Despite resenting the War Guilt clause, the Germans had little choice but to sign the treaty on June 28. Exactly five years—five very long years—had passed since the assassination of Archduke Franz Ferdinand.

With the kaiser gone, the new Weimar Republic ruled Germany. Many former soldiers not able to return to their previous lives joined paramilitary societies, opposing the liberalism of the new government. At a meeting of the German Workers’ Party on September 12, 1919, someone handed a promilitary, anti-Semitic, nationalist pamphlet to a young Adolf Hitler, who was working in counterintelligence for the army. Hitler was attracted by what he read, and he soon joined the party, recalling that moment as the point from which “there was and could be no turning back.” The following February the group changed its name to the National Socialist (Nazi) German Workers’ Party.

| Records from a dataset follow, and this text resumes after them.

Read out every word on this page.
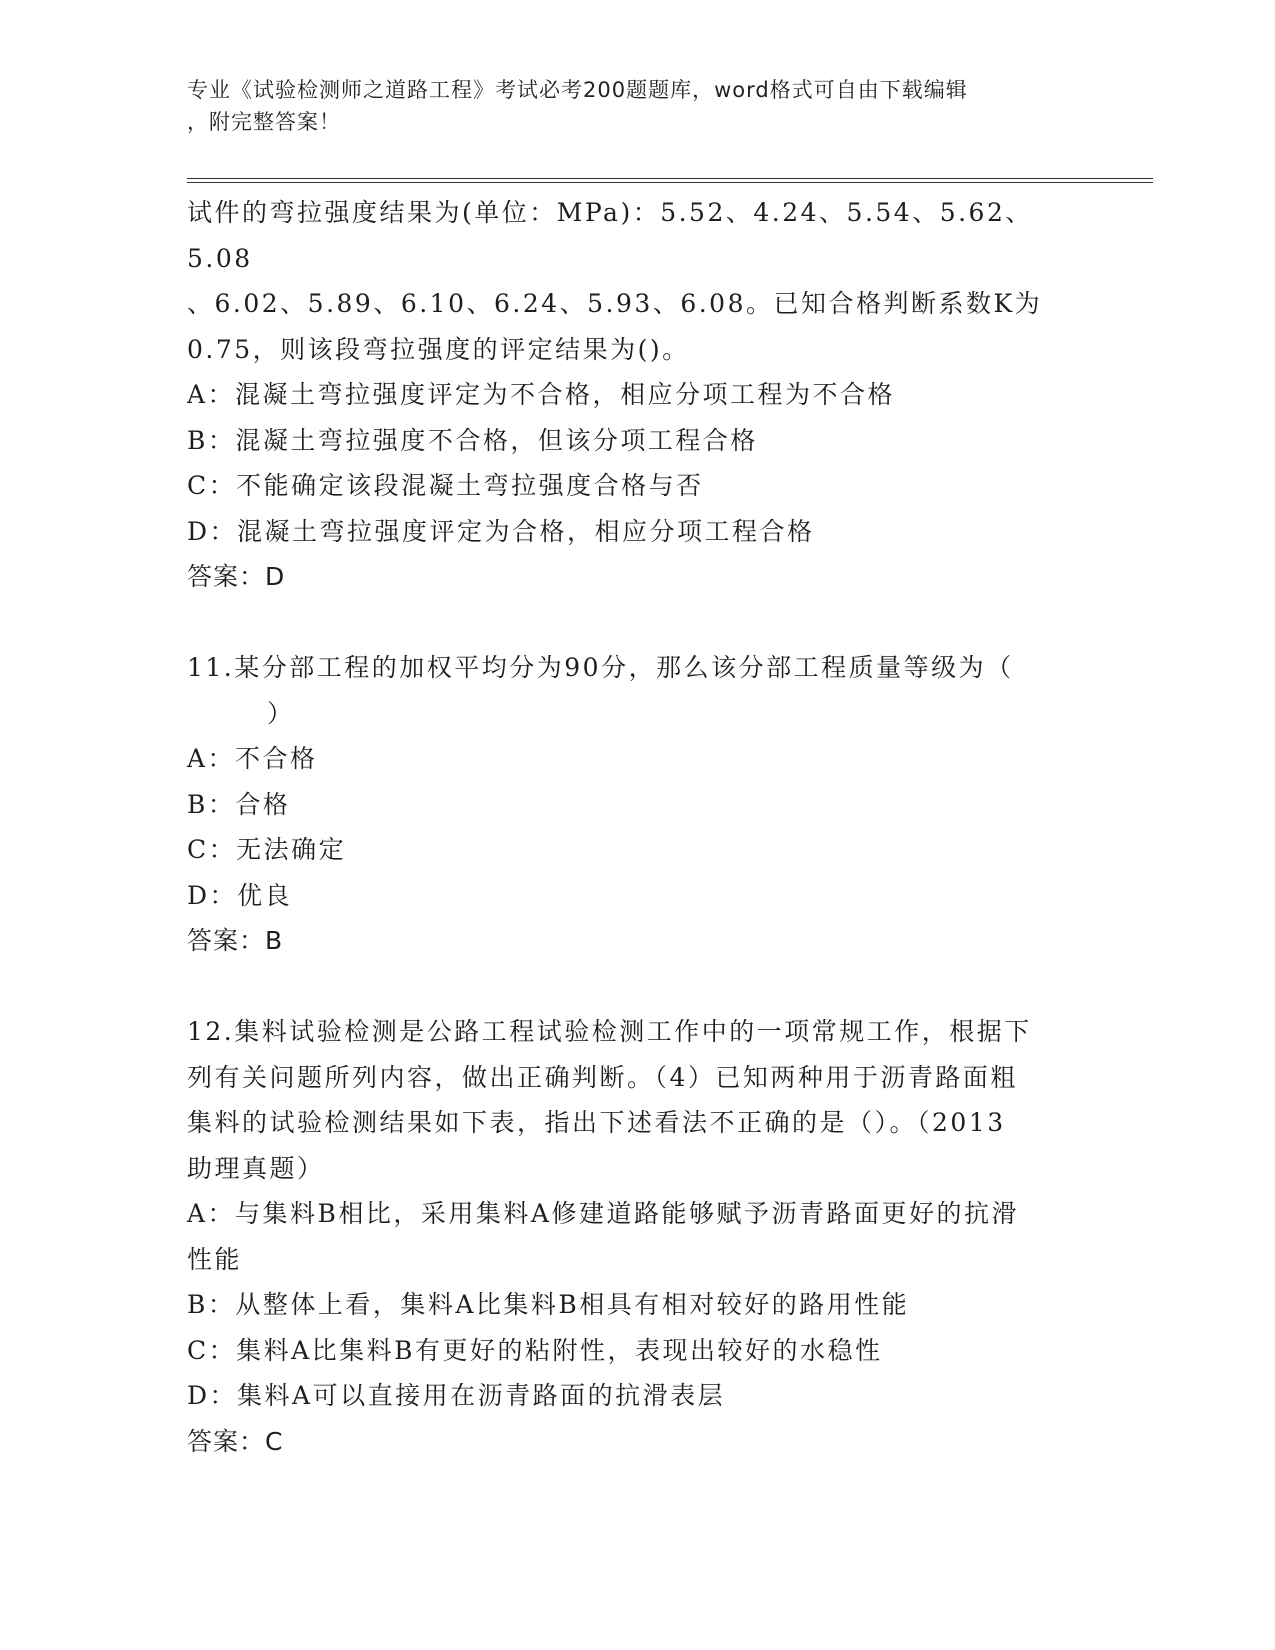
专业《试验检测师之道路工程》考试必考200题题库，word格式可自由下载编辑
，附完整答案！

试件的弯拉强度结果为(单位：MPa)：5.52、4.24、5.54、5.62、5.08

、6.02、5.89、6.10、6.24、5.93、6.08。已知合格判断系数K为

0.75，则该段弯拉强度的评定结果为()。

A：混凝土弯拉强度评定为不合格，相应分项工程为不合格

B：混凝土弯拉强度不合格，但该分项工程合格

C：不能确定该段混凝土弯拉强度合格与否

D：混凝土弯拉强度评定为合格，相应分项工程合格

答案：D

11.某分部工程的加权平均分为90分，那么该分部工程质量等级为（

）

A：不合格

B：合格

C：无法确定

D：优良

答案：B

12.集料试验检测是公路工程试验检测工作中的一项常规工作，根据下

列有关问题所列内容，做出正确判断。（4）已知两种用于沥青路面粗

集料的试验检测结果如下表，指出下述看法不正确的是（）。（2013

助理真题）

A：与集料B相比，采用集料A修建道路能够赋予沥青路面更好的抗滑

性能

B：从整体上看，集料A比集料B相具有相对较好的路用性能

C：集料A比集料B有更好的粘附性，表现出较好的水稳性

D：集料A可以直接用在沥青路面的抗滑表层

答案：C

Meanwhile, while the treaty no longer contained most of Wilson’s Fourteen Points, it did include his Covenant for the League of Nations. The revolutionary organization called on members to respect the territories of other nations and penalized those starting a war. When Wilson returned to Washington in July, he presented the treaty to the Senate for its approval and eventual U.S. ratification.

There was intense opposition to the agreement. The most fervent critic was Massachusetts senator Henry Cabot Lodge, who opposed its call for collective security, which he felt would infringe on American sovereignty. And while Lodge sought to modify the document, Wilson—who received the Nobel Peace Prize for his role in founding the League of Nations—fought all changes.

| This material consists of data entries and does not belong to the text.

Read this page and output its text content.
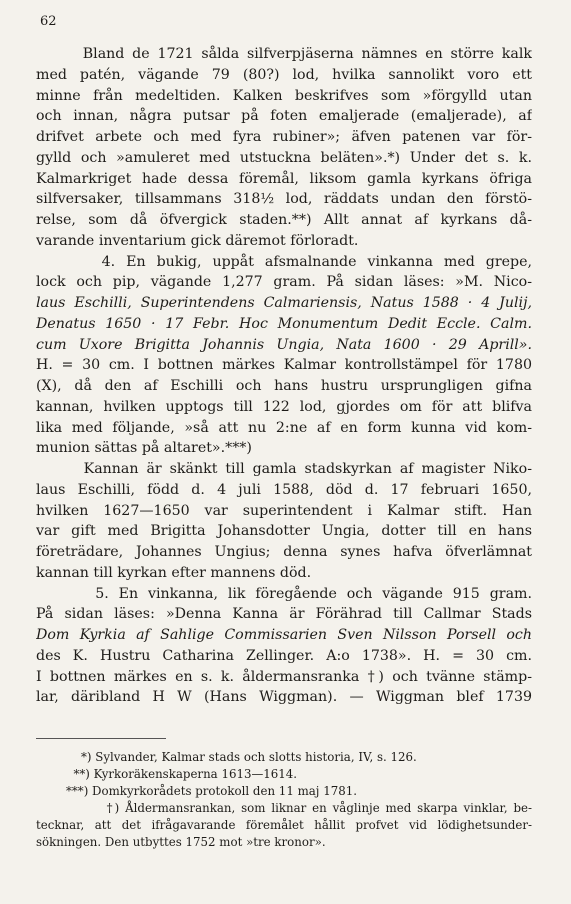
62
Bland de 1721 sålda silfverpjäserna nämnes en större kalk
med patén, vägande 79 (80?) lod, hvilka sannolikt voro ett
minne från medeltiden. Kalken beskrifves som »förgylld utan
och innan, några putsar på foten emaljerade (emaljerade), af
drifvet arbete och med fyra rubiner»; äfven patenen var för-
gylld och »amuleret med utstuckna beläten».*) Under det s. k.
Kalmarkriget hade dessa föremål, liksom gamla kyrkans öfriga
silfversaker, tillsammans 318½ lod, räddats undan den förstö-
relse, som då öfvergick staden.**) Allt annat af kyrkans då-
varande inventarium gick däremot förloradt.
4. En bukig, uppåt afsmalnande vinkanna med grepe,
lock och pip, vägande 1,277 gram. På sidan läses: »M. Nico-
laus Eschilli, Superintendens Calmariensis, Natus 1588 · 4 Julij,
Denatus 1650 · 17 Febr. Hoc Monumentum Dedit Eccle. Calm.
cum Uxore Brigitta Johannis Ungia, Nata 1600 · 29 Aprill».
H. = 30 cm. I bottnen märkes Kalmar kontrollstämpel för 1780
(X), då den af Eschilli och hans hustru ursprungligen gifna
kannan, hvilken upptogs till 122 lod, gjordes om för att blifva
lika med följande, »så att nu 2:ne af en form kunna vid kom-
munion sättas på altaret».***)
Kannan är skänkt till gamla stadskyrkan af magister Niko-
laus Eschilli, född d. 4 juli 1588, död d. 17 februari 1650,
hvilken 1627—1650 var superintendent i Kalmar stift. Han
var gift med Brigitta Johansdotter Ungia, dotter till en hans
företrädare, Johannes Ungius; denna synes hafva öfverlämnat
kannan till kyrkan efter mannens död.
5. En vinkanna, lik föregående och vägande 915 gram.
På sidan läses: »Denna Kanna är Förährad till Callmar Stads
Dom Kyrkia af Sahlige Commissarien Sven Nilsson Porsell och
des K. Hustru Catharina Zellinger. A:o 1738». H. = 30 cm.
I bottnen märkes en s. k. åldermansranka †) och tvänne stämp-
lar, däribland H W (Hans Wiggman). — Wiggman blef 1739
*) Sylvander, Kalmar stads och slotts historia, IV, s. 126.
**) Kyrkoräkenskaperna 1613—1614.
***) Domkyrkorådets protokoll den 11 maj 1781.
†) Åldermansrankan, som liknar en våglinje med skarpa vinklar, be-
tecknar, att det ifrågavarande föremålet hållit profvet vid lödighetsunder-
sökningen. Den utbyttes 1752 mot »tre kronor».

Hoping to raise bipartisan support, Wilson and his wife, Edith, headed off in the Mayflower, a presidential car set at the back of a Pennsylvania Railroad train. The nearly 10,000-mile journey barnstormed through such cities as Columbus, Ohio; Omaha; Spokane, Washington; and San Francisco. Along the way, hundreds of thousands flocked to see him, with Wilson telling a crowd of 20,000 in St. Louis, “I came back from Paris bringing one of the greatest documents of human history.” The train trip, however, proved exhausting for the President. He had had a series of minor strokes over the years, and during the 22 days stumping for his treaty he endured headaches so severe that they nearly blinded him. When he returned to the White House he suffered a massive stroke that paralyzed his left side.

Too weak to fight, Wilson still refused to compromise on treaty amendments. The Senate rejected the treaty on November 19. The following March, the chamber defeated a new version. It wasn’t until August of 1921 that the Treaty of Berlin officially ended the war between the United States and Germany. By then Warren G. Harding occupied the Oval Office, and the nation sought to put the war firmly in the past.